Shortly after his first birthday, my son was diagnosed with a life-threatening peanut allergy. He suffered a mild reaction after eating peanut butter for the first time. Out of an abundance of caution, we visited an allergist the following day for testing. A positive skin test and blood work later confirmed the allergy.
Tears rolled down my face as I called to tell my husband the news. I knew enough about food allergies to understand the threat to my son’s life. The realization that a measly peanut, a food so ingrained in American culture, could cause him serious harm was (and remains) really difficult to wrap my head around. I walk through the grocery store now and nearly gasp when I see a bag of peanuts. Pushing aside the big fears we all have as parents, I am petrified my son might simply take a bite from a peanut butter cookie. The threshold for keeping him safe has become significantly lower and the pressure to do so that much higher.
It has been a few months since his diagnosis, and thankfully we haven’t had any issues. We are slowly adapting to our new life as an “allergy family” and learning the ins and outs of what that label really means. We are educating ourselves (and those around us) about cross-contamination and EpiPen procedures. It’s a constant battle between obsessing over the allergy and not being careful enough. It’s finding the balance between not alarming everyone around you and treating his allergy more like a personal dietary choice. When I see Nut-Free signs posted around our neighborhood in my daughter’s school and dance studio, my heart nearly skips a beat in relief.

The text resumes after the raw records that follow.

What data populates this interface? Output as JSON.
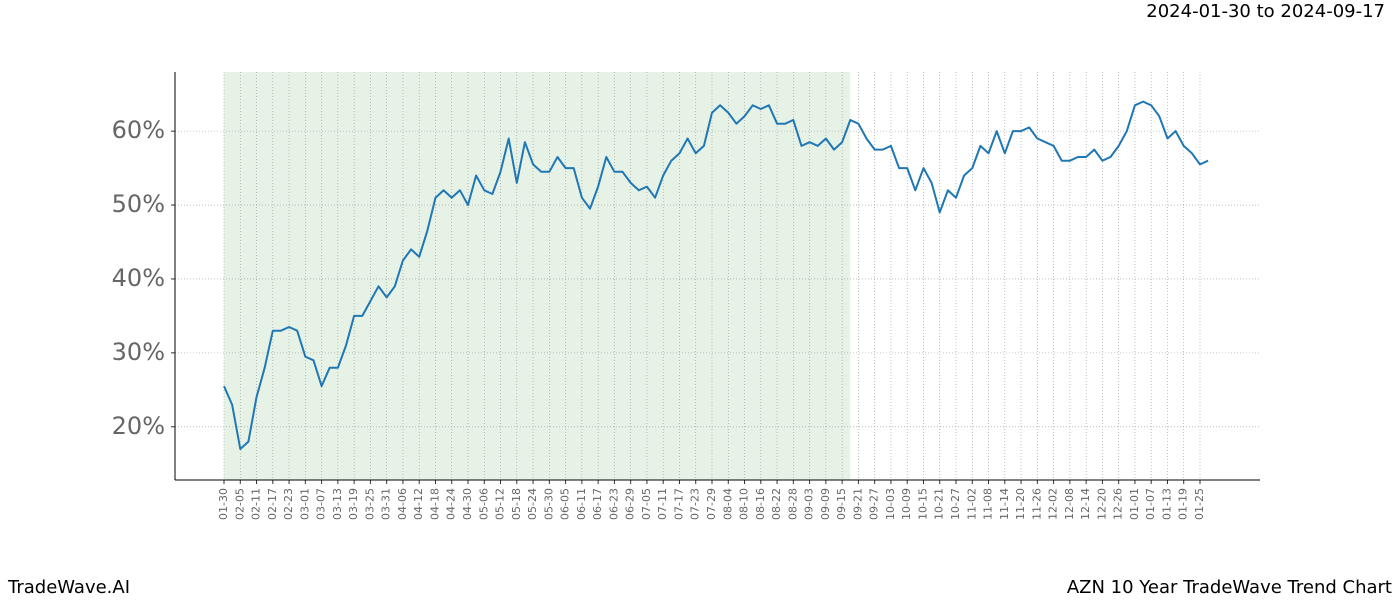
{
  "chart_data": {
    "type": "line",
    "title": "AZN 10 Year TradeWave Trend Chart",
    "subtitle": "2024-01-30 to 2024-09-17",
    "brand": "TradeWave.AI",
    "categories": [
      "01-30",
      null,
      "02-05",
      null,
      "02-11",
      null,
      "02-17",
      null,
      "02-23",
      null,
      "03-01",
      null,
      "03-07",
      null,
      "03-13",
      null,
      "03-19",
      null,
      "03-25",
      null,
      "03-31",
      null,
      "04-06",
      null,
      "04-12",
      null,
      "04-18",
      null,
      "04-24",
      null,
      "04-30",
      null,
      "05-06",
      null,
      "05-12",
      null,
      "05-18",
      null,
      "05-24",
      null,
      "05-30",
      null,
      "06-05",
      null,
      "06-11",
      null,
      "06-17",
      null,
      "06-23",
      null,
      "06-29",
      null,
      "07-05",
      null,
      "07-11",
      null,
      "07-17",
      null,
      "07-23",
      null,
      "07-29",
      null,
      "08-04",
      null,
      "08-10",
      null,
      "08-16",
      null,
      "08-22",
      null,
      "08-28",
      null,
      "09-03",
      null,
      "09-09",
      null,
      "09-15",
      null,
      "09-21",
      null,
      "09-27",
      null,
      "10-03",
      null,
      "10-09",
      null,
      "10-15",
      null,
      "10-21",
      null,
      "10-27",
      null,
      "11-02",
      null,
      "11-08",
      null,
      "11-14",
      null,
      "11-20",
      null,
      "11-26",
      null,
      "12-02",
      null,
      "12-08",
      null,
      "12-14",
      null,
      "12-20",
      null,
      "12-26",
      null,
      "01-01",
      null,
      "01-07",
      null,
      "01-13",
      null,
      "01-19",
      null,
      "01-25",
      null
    ],
    "series": [
      {
        "name": "AZN",
        "color": "#1f77b4",
        "values": [
          25.5,
          23,
          17,
          18,
          24,
          28,
          33,
          33,
          33.5,
          33,
          29.5,
          29,
          25.5,
          28,
          28,
          31,
          35,
          35,
          37,
          39,
          37.5,
          39,
          42.5,
          44,
          43,
          46.5,
          51,
          52,
          51,
          52,
          50,
          54,
          52,
          51.5,
          54.5,
          59,
          53,
          58.5,
          55.5,
          54.5,
          54.5,
          56.5,
          55,
          55,
          51,
          49.5,
          52.5,
          56.5,
          54.5,
          54.5,
          53,
          52,
          52.5,
          51,
          54,
          56,
          57,
          59,
          57,
          58,
          62.5,
          63.5,
          62.5,
          61,
          62,
          63.5,
          63,
          63.5,
          61,
          61,
          61.5,
          58,
          58.5,
          58,
          59,
          57.5,
          58.5,
          61.5,
          61,
          59,
          57.5,
          57.5,
          58,
          55,
          55,
          52,
          55,
          53,
          49,
          52,
          51,
          54,
          55,
          58,
          57,
          60,
          57,
          60,
          60,
          60.5,
          59,
          58.5,
          58,
          56,
          56,
          56.5,
          56.5,
          57.5,
          56,
          56.5,
          58,
          60,
          63.5,
          64,
          63.5,
          62,
          59,
          60,
          58,
          57,
          55.5,
          56
        ]
      }
    ],
    "shade": [
      0,
      77
    ],
    "shade_color": "#e6f2e6",
    "ylim": [
      12.8,
      68
    ],
    "yticks": [
      {
        "value": 20,
        "label": "20%"
      },
      {
        "value": 30,
        "label": "30%"
      },
      {
        "value": 40,
        "label": "40%"
      },
      {
        "value": 50,
        "label": "50%"
      },
      {
        "value": 60,
        "label": "60%"
      }
    ],
    "grid": true
  }
}
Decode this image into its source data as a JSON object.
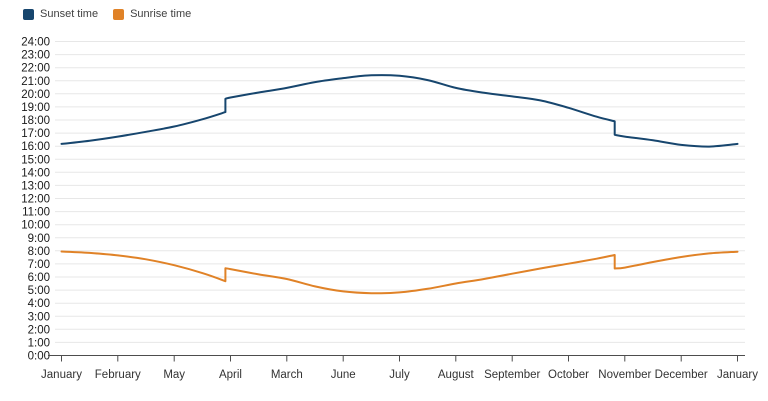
{
  "page": {
    "background": "#ffffff"
  },
  "legend": {
    "position": "top-left",
    "items": [
      {
        "label": "Sunset time",
        "color": "#17466e"
      },
      {
        "label": "Sunrise time",
        "color": "#e08227"
      }
    ]
  },
  "chart_data": {
    "type": "line",
    "title": "",
    "xlabel": "",
    "ylabel": "",
    "x_tick_labels": [
      "January",
      "February",
      "May",
      "April",
      "March",
      "June",
      "July",
      "August",
      "September",
      "October",
      "November",
      "December",
      "January"
    ],
    "x_values": "tick index 0 to 12, evenly spaced",
    "y_ticks": [
      "0:00",
      "1:00",
      "2:00",
      "3:00",
      "4:00",
      "5:00",
      "6:00",
      "7:00",
      "8:00",
      "9:00",
      "10:00",
      "11:00",
      "12:00",
      "13:00",
      "14:00",
      "15:00",
      "16:00",
      "17:00",
      "18:00",
      "19:00",
      "20:00",
      "21:00",
      "22:00",
      "23:00",
      "24:00"
    ],
    "ylim": [
      0,
      24
    ],
    "y_unit": "hour of day",
    "grid": "horizontal",
    "legend_position": "top-left",
    "colors": {
      "grid": "#e7e7e7",
      "axis": "#4d4d4d",
      "tick_label": "#1a1a1a",
      "month_label": "#333333"
    },
    "series": [
      {
        "name": "Sunset time",
        "color": "#17466e",
        "note": "vertical jump up ~1h at x=2.91 (before April tick) and drop ~1h at x=9.82 (before November tick)",
        "segments": [
          [
            [
              0,
              16.17
            ],
            [
              0.5,
              16.42
            ],
            [
              1,
              16.73
            ],
            [
              1.5,
              17.1
            ],
            [
              2,
              17.5
            ],
            [
              2.5,
              18.05
            ],
            [
              2.91,
              18.6
            ]
          ],
          [
            [
              2.91,
              19.62
            ],
            [
              3,
              19.72
            ],
            [
              3.5,
              20.1
            ],
            [
              4,
              20.45
            ],
            [
              4.5,
              20.9
            ],
            [
              5,
              21.2
            ],
            [
              5.5,
              21.42
            ],
            [
              6,
              21.38
            ],
            [
              6.5,
              21.05
            ],
            [
              7,
              20.45
            ],
            [
              7.5,
              20.08
            ],
            [
              8,
              19.8
            ],
            [
              8.5,
              19.5
            ],
            [
              9,
              18.93
            ],
            [
              9.5,
              18.25
            ],
            [
              9.82,
              17.9
            ]
          ],
          [
            [
              9.82,
              16.87
            ],
            [
              10,
              16.73
            ],
            [
              10.5,
              16.45
            ],
            [
              11,
              16.1
            ],
            [
              11.5,
              15.97
            ],
            [
              12,
              16.17
            ]
          ]
        ]
      },
      {
        "name": "Sunrise time",
        "color": "#e08227",
        "note": "vertical jump up ~1h at x=2.91 (before April tick) and drop ~1h at x=9.82 (before November tick)",
        "segments": [
          [
            [
              0,
              7.95
            ],
            [
              0.5,
              7.84
            ],
            [
              1,
              7.65
            ],
            [
              1.5,
              7.35
            ],
            [
              2,
              6.9
            ],
            [
              2.5,
              6.3
            ],
            [
              2.91,
              5.68
            ]
          ],
          [
            [
              2.91,
              6.67
            ],
            [
              3,
              6.6
            ],
            [
              3.5,
              6.2
            ],
            [
              4,
              5.85
            ],
            [
              4.5,
              5.28
            ],
            [
              5,
              4.9
            ],
            [
              5.5,
              4.76
            ],
            [
              6,
              4.82
            ],
            [
              6.5,
              5.1
            ],
            [
              7,
              5.5
            ],
            [
              7.5,
              5.85
            ],
            [
              8,
              6.25
            ],
            [
              8.5,
              6.65
            ],
            [
              9,
              7.02
            ],
            [
              9.5,
              7.4
            ],
            [
              9.82,
              7.68
            ]
          ],
          [
            [
              9.82,
              6.65
            ],
            [
              10,
              6.72
            ],
            [
              10.5,
              7.15
            ],
            [
              11,
              7.53
            ],
            [
              11.5,
              7.8
            ],
            [
              12,
              7.93
            ]
          ]
        ]
      }
    ]
  }
}
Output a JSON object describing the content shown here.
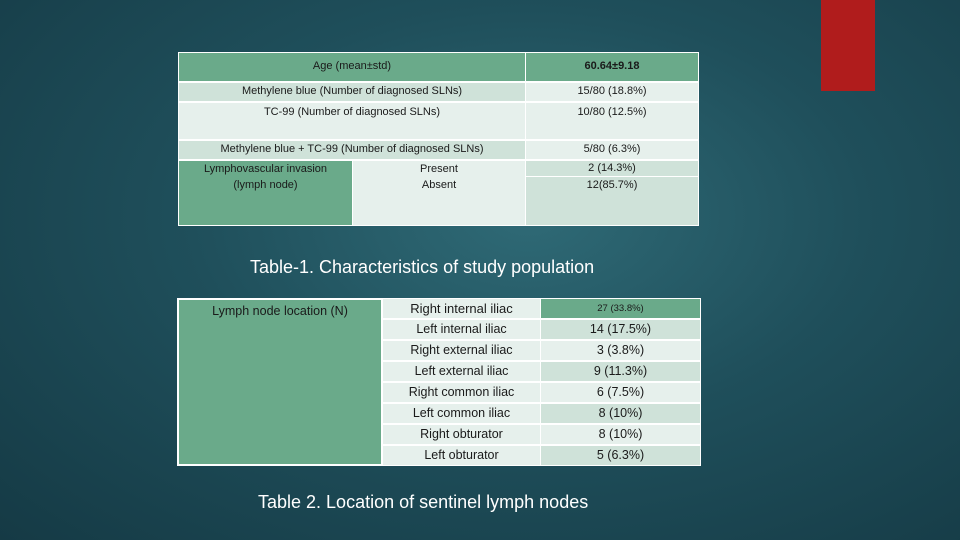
{
  "table1": {
    "rows": [
      {
        "label": "Age (mean±std)",
        "value": "60.64±9.18"
      },
      {
        "label": "Methylene blue (Number of diagnosed SLNs)",
        "value": "15/80 (18.8%)"
      },
      {
        "label": "TC-99 (Number of diagnosed SLNs)",
        "value": "10/80 (12.5%)"
      },
      {
        "label": "Methylene blue + TC-99 (Number of diagnosed SLNs)",
        "value": "5/80 (6.3%)"
      }
    ],
    "lvi": {
      "label_line1": "Lymphovascular invasion",
      "label_line2": "(lymph node)",
      "present_label": "Present",
      "present_value": "2 (14.3%)",
      "absent_label": "Absent",
      "absent_value": "12(85.7%)"
    },
    "caption": "Table-1. Characteristics of study population"
  },
  "table2": {
    "header": "Lymph node location (N)",
    "rows": [
      {
        "location": "Right internal iliac",
        "value": "27 (33.8%)"
      },
      {
        "location": "Left internal iliac",
        "value": "14 (17.5%)"
      },
      {
        "location": "Right external iliac",
        "value": "3 (3.8%)"
      },
      {
        "location": "Left external iliac",
        "value": "9 (11.3%)"
      },
      {
        "location": "Right common iliac",
        "value": "6 (7.5%)"
      },
      {
        "location": "Left common iliac",
        "value": "8 (10%)"
      },
      {
        "location": "Right obturator",
        "value": "8 (10%)"
      },
      {
        "location": "Left obturator",
        "value": "5 (6.3%)"
      }
    ],
    "caption": "Table 2. Location of sentinel lymph nodes"
  },
  "colors": {
    "accent": "#b01c1c",
    "table_dark": "#6aaa8a",
    "table_light": "#cfe2d9"
  }
}
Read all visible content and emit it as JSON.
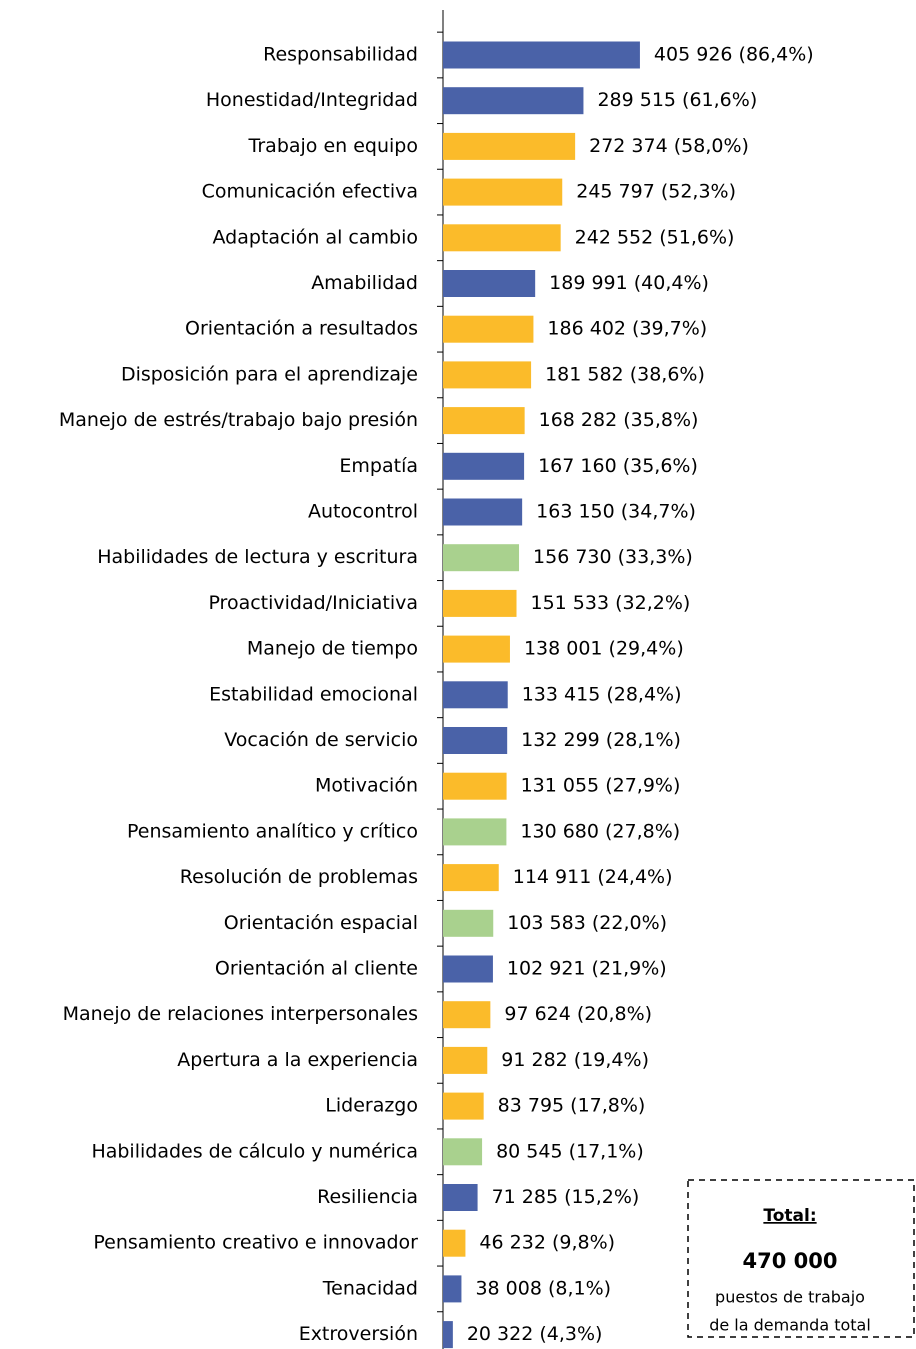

When my son was first diagnosed, I told my husband that I didn’t think I was cut out for the role. I spent many nights wondering whether or not I was strong enough to advocate for him; whether I would ever be able to overcome the anxiety a food allergy brings to a parent. But a mother’s love is truly stronger than any fear. Through this experience, I have found a voice for my son. I am met with daily challenges and situations to navigate on his behalf. I have called countless companies (regarding their handling of allergens), visited doctors, and researched every possible avenue to help him.
Caring for a child with a food allergy is not easy. Food allergies are not linear or neat; they do not follow a reassuring and predictable pattern. It can feel like you’re constantly living with an elephant in the room, but the good news is that eventually the elephant kind-of becomes your elephant. You learn to adjust and discover a new version of normal.
When I thought ahead about my son’s future, I never envisioned a food allergy – that curve in the storyline didn’t fit into my unicorns and rainbow theme. I saw a lot of laughter and smiles shared with his big sister and probably some type of delicious cupcake in his hand, frosting smeared across his face. So now, I still hear that same laughter and see those smiles, but maybe he’s just holding a balloon instead.
My now 15-month-old son is blissfully tottering around and mischievously plotting the ways he can pester his sister. He is incredibly fortunate to be healthy and completely unaware of his allergy. For now, I am his voice and his protector. There is great hope in the future for him and for the food allergy epidemic.
So, maybe we will get our rainbow after all.